Congo-Kinshasa: F. Tshisekedi appelé à apaiser la crise au sein de l'UDPS

Les voix s'élèvent de part et d'autre pour fustiger la gestion de l'Union pour la démocratie et le progrès social (UDPS). En effet, plusieurs cadres et différentes fédérations du parti exigent la démission du président a.i, Jean-Marc Kabund et du secrétaire général, Augustin Kabuya. Pour euxt, le comité que dirige Kabund ne s'occupe que de ses intérêts et non ceux du parti et des militants. À cet effet, le chef de l'Etat, en tant qu'autorité morale de ce grand parti,,est appelé à calmer la tempête qui sécoue le navire UDPS au point de chavirer.

Face au conflit intense observé ce dernier temps au sein de l'UDPS, en bon père de famille, le président de la République est à même d'apaiser les ardeurs des uns et des autres pour venir à bout de cette crise pérsistante aux allures inquiétantes.. Au cas contraire, le parti sera au bord de l'explosion, ce qui pourra profiter aux autres partis adverses. Même si les deux leaders en présence (Kabund et Kabuya) cherchent à se dédouaner, il sied de reconnaitre aussi l'ampleur de ce conflit interne.

Réunis au sein du Collectif dénommé « Savons l'UDPS », certains cadres et militants du parti dénoncent la « dérive dangereuse » dans la gestion du parti par le président a.i et le secrétaire général. Joint au téléphone, le député national et porte-parole de l'UDPS, Paul Tshilombo a, au nom du collectif, exprimé en ces termes : « Depuis que Félix Tshisekedi a accédé au pouvoir, nous constatons une dérive dangereuse d'appropriation et de liquidation de cette œuvre nous léguée par notre héros Etienne Tshisekedi, œuvre pour laquelle il a sacrifié toute sa vie. Jean Marc Kabund joue un rôle ambigu qui ne permet pas au parti de fonctionner correctement comme une structure organisée ».
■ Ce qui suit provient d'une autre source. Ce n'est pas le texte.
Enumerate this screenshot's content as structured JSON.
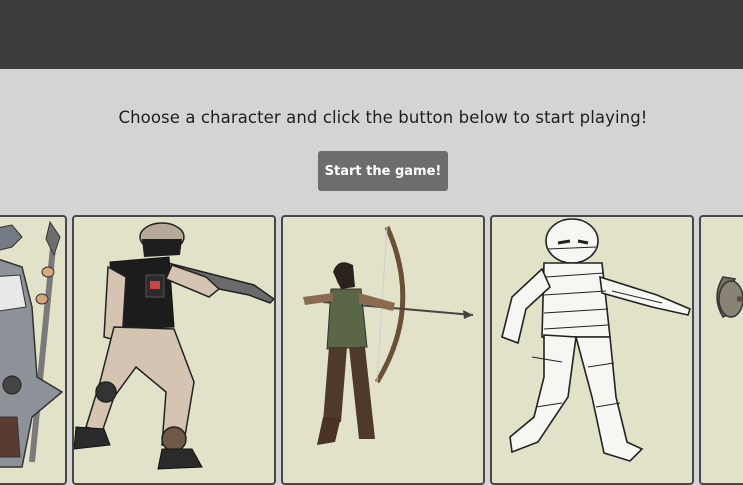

Selon certaine indiscrétion, une commission est déjà en gestation pour clore des altercations existant entre les dirigeants du parti et les militants. « La semaine prochaine, Félix Tshisekedi réunira les deux équipes en dissension en vue de décrisper la tension et mettre le parti sur la bonne voie », déclare un cadre du parti qui a requis l'anonymat.

A qui profite cette « guéguerre » ?

La question vaut son pesant d'or. Il est vrai, comme soulignent plusieurs sources, que le Front commun pour le Congo (FCC) travaille déjà en coulisse pour se frayer la voie aux prochaines échéances électorales. C'est une question de stratégies. Raison pour laquelle, cette plateforme politique ne ménagera aucun effort pour déstabiliser son partenaire au pouvoir, d'autant plus la coalition FCC-CACH ne tient pas debout en ce qui concerne la gestion du pays.

Rappelons que, le 22 janvier 2019 Félix Tshisekedi avait signé un mandat spécial, confiant à Jean-Marc Kabund, alors secrétaire général de l'UDPS, «toutes les prérogatives reconnues au président du parti jusqu'à la fin de son indisponibilité ». Kabund avait à son tour, désigné Augustin Kabuya pour le remplacer au poste de secrétaire général. Ce remaniement avait causé des remous au sein du parti.